Designing how to implement aggregates in a distributed database is a non-trivial task. When dealing with aggregates that will be polling the entire cluster, it is important to consider performance impacts. If done poorly, full table scans can bring production systems to their knees. So how can you implement aggregate functions without hammering real-time availability and performance for other read/write operations? Learn how distributed aggregates were implemented in ScyllaDB to balance performance across large NoSQL distributed database clusters.
3. Why distribute aggregates?
How are aggregate queries executed currently?
■ Coordinator downloads all required data from other nodes
■ Then locally aggregates the whole table
Reasons to do the distribution
■ This is slow and very inefficient
■ The workload is accumulated on a single machine
13. Distributing the aggregates
The parallelization of aggregates works in a pretty straightforward way
■ Coordinator which receives the query turns into super-coordinator
■ Super-coordinator splits the query into subqueries for other nodes
● Each node receive query only for data it holds
● Each partition range exists in only one subquery to avoid data duplication
■ Each participating node executes its subquery and returns a partial result
● Partial result is a state of an aggregate without finalizing it
■ Super-coordinator receives the results, reduces them and finalizes
15. Distributing aggregates
Scylla not only distributed the work at the cluster level. The nodes also distribute the query to
their shards. Each shard again gets a query to only its data, so it doesn’t have to
communicate with other ones.
All native aggregates have their distributed implementation.

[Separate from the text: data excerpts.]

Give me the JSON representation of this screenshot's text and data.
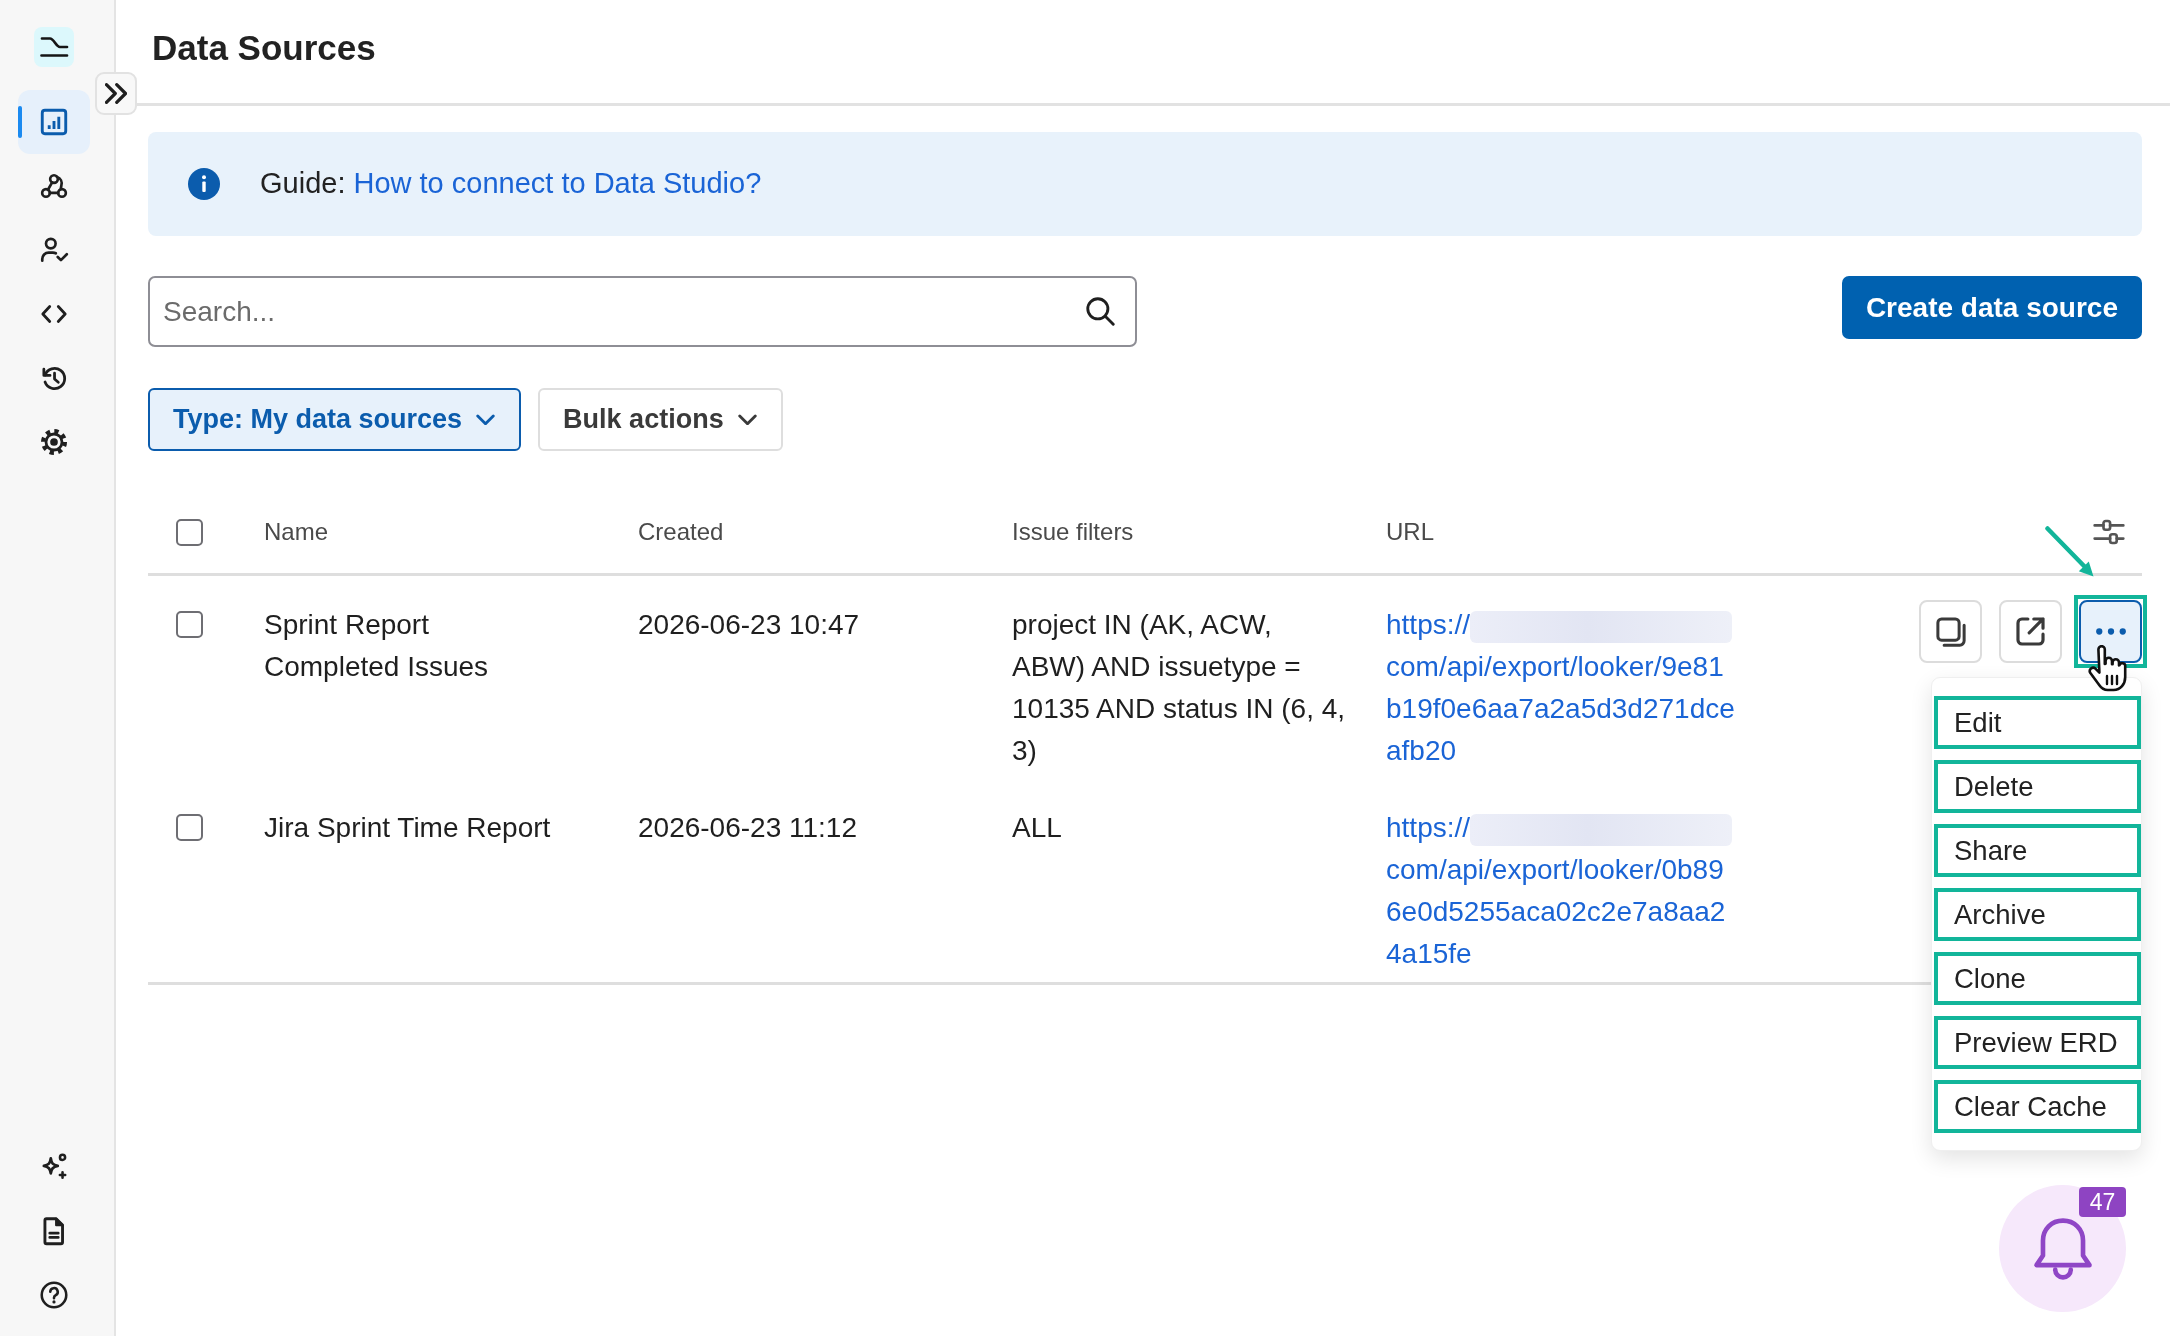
{
  "sidebar": {
    "top_items": [
      {
        "selected": true
      },
      {
        "selected": false
      },
      {
        "selected": false
      },
      {
        "selected": false
      },
      {
        "selected": false
      },
      {
        "selected": false
      }
    ],
    "bottom_items": [
      {
        "selected": false
      },
      {
        "selected": false
      },
      {
        "selected": false
      }
    ]
  },
  "page": {
    "title": "Data Sources"
  },
  "guide": {
    "label": "Guide:",
    "link": "How to connect to Data Studio?"
  },
  "search": {
    "placeholder": "Search..."
  },
  "create_button": "Create data source",
  "filters": [
    {
      "label": "**Type:** My data sources",
      "selected": true
    },
    {
      "label": "Bulk actions",
      "selected": false
    }
  ],
  "table": {
    "select_all": {
      "checked": false
    },
    "columns": [
      "Name",
      "Created",
      "Issue filters",
      "URL"
    ],
    "rows": [
      {
        "selected": false,
        "name": "Sprint Report Completed Issues",
        "created": "2026-06-23 10:47",
        "issue_filters": "project IN (AK, ACW, ABW) AND issuetype = 10135 AND status IN (6, 4, 3)",
        "url": {
          "start": "https://",
          "redacted": true,
          "end": "com/api/export/looker/9e81b19f0e6aa7a2a5d3d271dceafb20"
        },
        "actions": {
          "menu_open": true,
          "highlighted": true,
          "menu": [
            {
              "label": "Edit",
              "highlighted": true
            },
            {
              "label": "Delete",
              "highlighted": true
            },
            {
              "label": "Share",
              "highlighted": true
            },
            {
              "label": "Archive",
              "highlighted": true
            },
            {
              "label": "Clone",
              "highlighted": true
            },
            {
              "label": "Preview ERD",
              "highlighted": true
            },
            {
              "label": "Clear Cache",
              "highlighted": true
            }
          ]
        }
      },
      {
        "selected": false,
        "name": "Jira Sprint Time Report",
        "created": "2026-06-23 11:12",
        "issue_filters": "ALL",
        "url": {
          "start": "https://",
          "redacted": true,
          "end": "com/api/export/looker/0b896e0d5255aca02c2e7a8aa24a15fe"
        }
      }
    ]
  },
  "notifications": {
    "count": "47"
  }
}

Scylla uses them by default without user need to think about it.
Native aggregates:
■ COUNT
■ SUM
■ AVG
■ MAX
■ MIN
16. User-Defined Aggregates
UDA consists of:
■ Required fields
● State function
● State type
■ Optional fields
● Final function
● Initial condition
CREATE AGGREGATE my_aggregate(int)
SFUNC state_f
STYPE tuple<int, bigint>
FINALFUNC final_f
INITCOND (0, 0);
17. Distributed User-Defined Aggregates
UDA consists of:
■ Required fields
● State function
● State type
■ Optional fields
● Reduce function
● Final function
● Initial condition
CREATE AGGREGATE my_aggregate(int)
SFUNC state_f
STYPE tuple<int, bigint>
REDUCEFUNC reduce_f
FINALFUNC final_f
INITCOND (0, 0);
18. Example of UDA
How many people follows Elon
Musk on Twitter?
Operations:
■ full scan table
■ iterate over each list
CREATE TABLE twitter_users (
id bigint,
name text,
follows list<bigint>,
PRIMARY KEY(id)
)
19. Example of UDA
CREATE FUNCTION count_if_follows_elon(acc bigint, follows list<bigint>)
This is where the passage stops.